Im Zuge der Strom-Rabatte bei energieintensiven Unternehmen soll bald Klarheit herrschen. Bundeswirtschaftsminister Sigmar Gabriel (SPD) will bis Ende März in Brüssel eine Einigung erzielen. Druck bekommt er dabei von vielen Seiten.

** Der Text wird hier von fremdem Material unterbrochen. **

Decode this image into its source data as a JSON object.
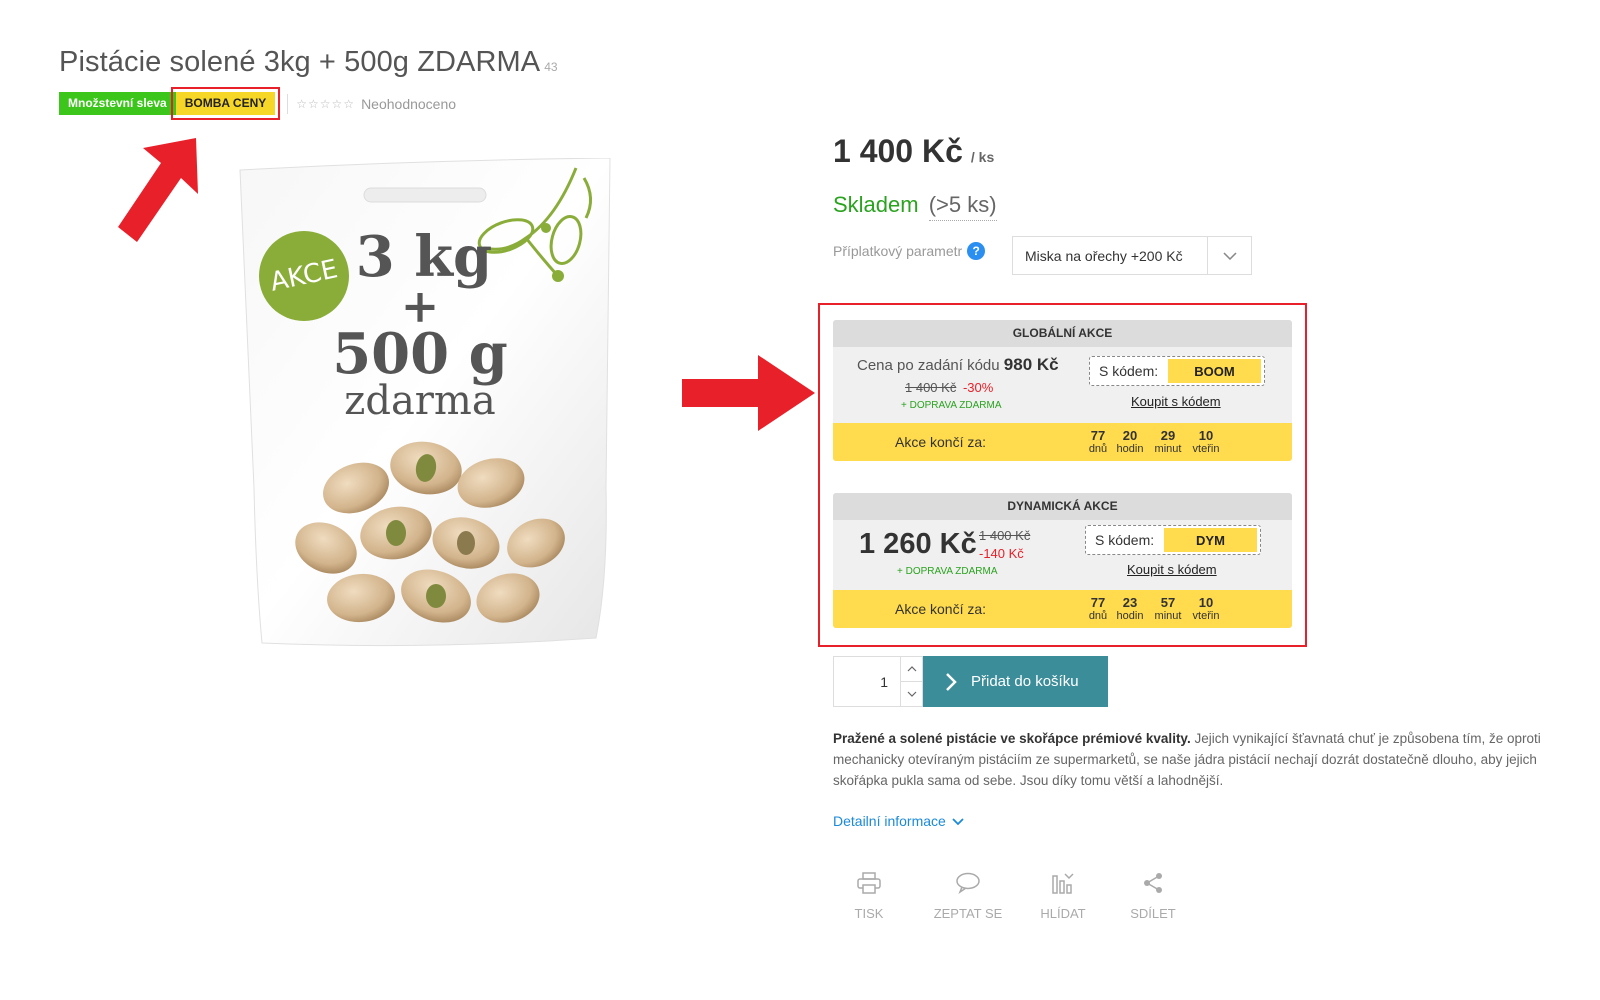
{
  "product": {
    "title": "Pistácie solené 3kg + 500g ZDARMA",
    "code": "43",
    "flags": [
      "Množstevní sleva",
      "BOMBA CENY"
    ],
    "rating_text": "Neohodnoceno",
    "image": {
      "badge": "AKCE",
      "line1": "3 kg",
      "line2": "+",
      "line3": "500 g",
      "line4": "zdarma"
    }
  },
  "pricing": {
    "price": "1 400 Kč",
    "unit": "/ ks",
    "stock_status": "Skladem",
    "stock_qty": "(>5 ks)"
  },
  "param": {
    "label": "Příplatkový parametr",
    "help": "?",
    "selected": "Miska na ořechy +200 Kč"
  },
  "global_promo": {
    "heading": "GLOBÁLNÍ AKCE",
    "price_prefix": "Cena po zadání kódu",
    "price": "980 Kč",
    "old_price": "1 400 Kč",
    "discount": "-30%",
    "shipping": "+ DOPRAVA ZDARMA",
    "code_label": "S kódem:",
    "code": "BOOM",
    "buy_link": "Koupit s kódem",
    "countdown_label": "Akce končí za:",
    "countdown": [
      {
        "num": "77",
        "unit": "dnů"
      },
      {
        "num": "20",
        "unit": "hodin"
      },
      {
        "num": "29",
        "unit": "minut"
      },
      {
        "num": "10",
        "unit": "vteřin"
      }
    ]
  },
  "dynamic_promo": {
    "heading": "DYNAMICKÁ AKCE",
    "price": "1 260 Kč",
    "old_price": "1 400 Kč",
    "discount": "-140 Kč",
    "shipping": "+ DOPRAVA ZDARMA",
    "code_label": "S kódem:",
    "code": "DYM",
    "buy_link": "Koupit s kódem",
    "countdown_label": "Akce končí za:",
    "countdown": [
      {
        "num": "77",
        "unit": "dnů"
      },
      {
        "num": "23",
        "unit": "hodin"
      },
      {
        "num": "57",
        "unit": "minut"
      },
      {
        "num": "10",
        "unit": "vteřin"
      }
    ]
  },
  "cart": {
    "quantity": "1",
    "button_label": "Přidat do košíku"
  },
  "description": {
    "bold": "Pražené a solené pistácie ve skořápce prémiové kvality.",
    "text": " Jejich vynikající šťavnatá chuť je způsobena tím, že oproti mechanicky otevíraným pistáciím ze supermarketů, se naše jádra pistácií nechají dozrát dostatečně dlouho, aby jejich skořápka pukla sama od sebe. Jsou díky tomu větší a lahodnější."
  },
  "detail_link": "Detailní informace",
  "actions": [
    {
      "label": "TISK",
      "icon": "print-icon"
    },
    {
      "label": "ZEPTAT SE",
      "icon": "chat-bubble-icon"
    },
    {
      "label": "HLÍDAT",
      "icon": "watchdog-chart-icon"
    },
    {
      "label": "SDÍLET",
      "icon": "share-icon"
    }
  ],
  "colors": {
    "accent_red": "#e8202a",
    "flag_green": "#3cc61b",
    "flag_yellow": "#f6d626",
    "countdown_yellow": "#ffdb4d",
    "cart_button": "#3b8d99",
    "stock_green": "#2aa31f",
    "link_blue": "#1b8ad8"
  }
}
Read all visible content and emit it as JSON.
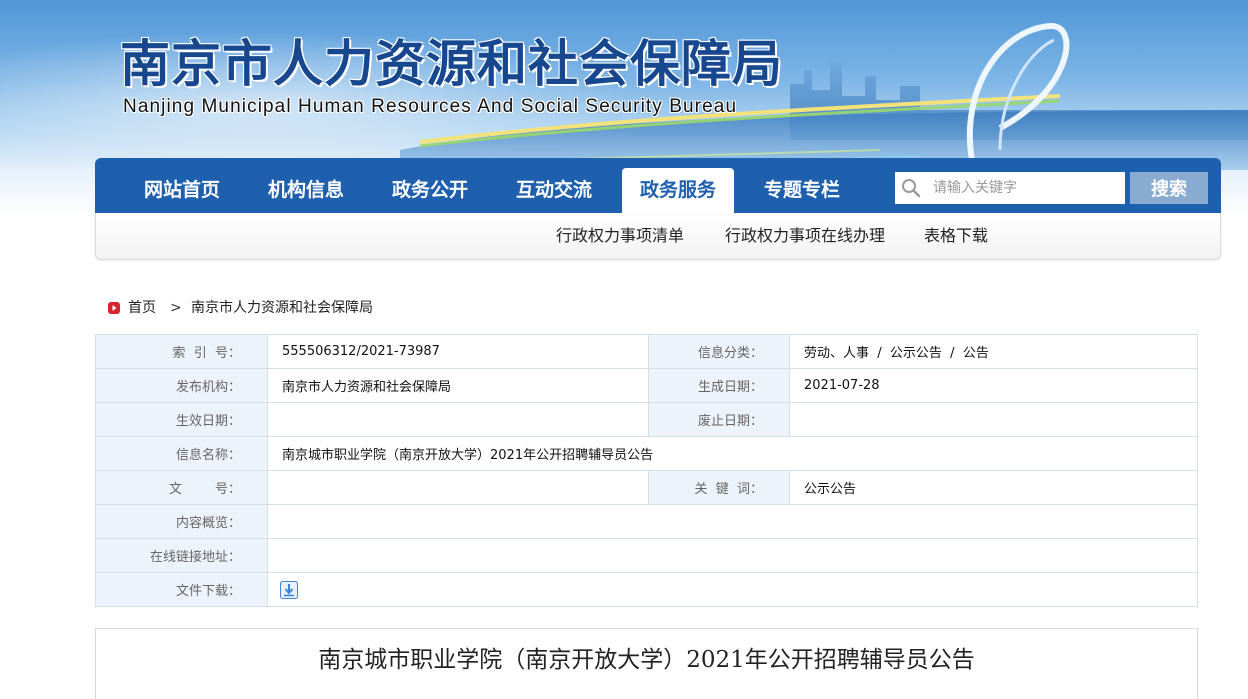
{
  "header": {
    "title": "南京市人力资源和社会保障局",
    "subtitle": "Nanjing Municipal Human Resources And Social Security Bureau"
  },
  "nav": {
    "items": [
      {
        "label": "网站首页"
      },
      {
        "label": "机构信息"
      },
      {
        "label": "政务公开"
      },
      {
        "label": "互动交流"
      },
      {
        "label": "政务服务",
        "active": true
      },
      {
        "label": "专题专栏"
      }
    ],
    "search": {
      "placeholder": "请输入关键字",
      "button_label": "搜索"
    }
  },
  "subnav": {
    "items": [
      {
        "label": "行政权力事项清单"
      },
      {
        "label": "行政权力事项在线办理"
      },
      {
        "label": "表格下载"
      }
    ]
  },
  "breadcrumb": {
    "items": [
      "首页",
      "南京市人力资源和社会保障局"
    ],
    "separator": ">"
  },
  "info": {
    "index_no": {
      "label": "索  引  号：",
      "value": "555506312/2021-73987"
    },
    "category": {
      "label": "信息分类：",
      "value": "劳动、人事  /  公示公告  /  公告"
    },
    "publisher": {
      "label": "发布机构：",
      "value": "南京市人力资源和社会保障局"
    },
    "created_date": {
      "label": "生成日期：",
      "value": "2021-07-28"
    },
    "effective_date": {
      "label": "生效日期：",
      "value": ""
    },
    "expiry_date": {
      "label": "废止日期：",
      "value": ""
    },
    "name": {
      "label": "信息名称：",
      "value": "南京城市职业学院（南京开放大学）2021年公开招聘辅导员公告"
    },
    "doc_no": {
      "label": "文        号：",
      "value": ""
    },
    "keywords": {
      "label": "关  键  词：",
      "value": "公示公告"
    },
    "summary": {
      "label": "内容概览：",
      "value": ""
    },
    "online_link": {
      "label": "在线链接地址：",
      "value": ""
    },
    "file_download": {
      "label": "文件下载：",
      "icon": "download-icon"
    }
  },
  "article": {
    "title": "南京城市职业学院（南京开放大学）2021年公开招聘辅导员公告"
  },
  "colors": {
    "nav_blue": "#1e5fae",
    "title_blue": "#16478f",
    "label_bg": "#edf3fb",
    "search_button": "#8aabd1",
    "home_icon_red": "#d9232d"
  }
}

SPD-Chef Sigmar Gabriel will in Brüssel zeitnah eine Einigung mit Blick auf die Strom-Rabatte der Energiewende erzielen. Druck bekommt er hierzulande von vielen Seiten. - © Foto: Steffi Loos/dpa

Es geht um die Industrie-Rabatte beim Ökostrom. Gegenüber dem rbb-inforadio betont Gabriel: "Ich bin sehr sicher, dass wir bis Ende März die Kuh vom Eis haben." Laut Gabriel seien die Verhandlungen kompliziert. "Da steckt der Teufel einfach im Detail. Deswegen darf man nicht zu früh entscheiden, sonst ist man hinterher überrascht."

Bei Strom-Rabatte Druck von allen Seiten

Nach dpa-Informationen hat sich das Kanzleramt verstärkt in die Verhandlungen mit Brüssel eingeschaltet. Auch Kanzleramtsminister Peter Altmaier (CDU) führt Gespräche mit EU-Wettbewerbskommissar Joaquín Almunia.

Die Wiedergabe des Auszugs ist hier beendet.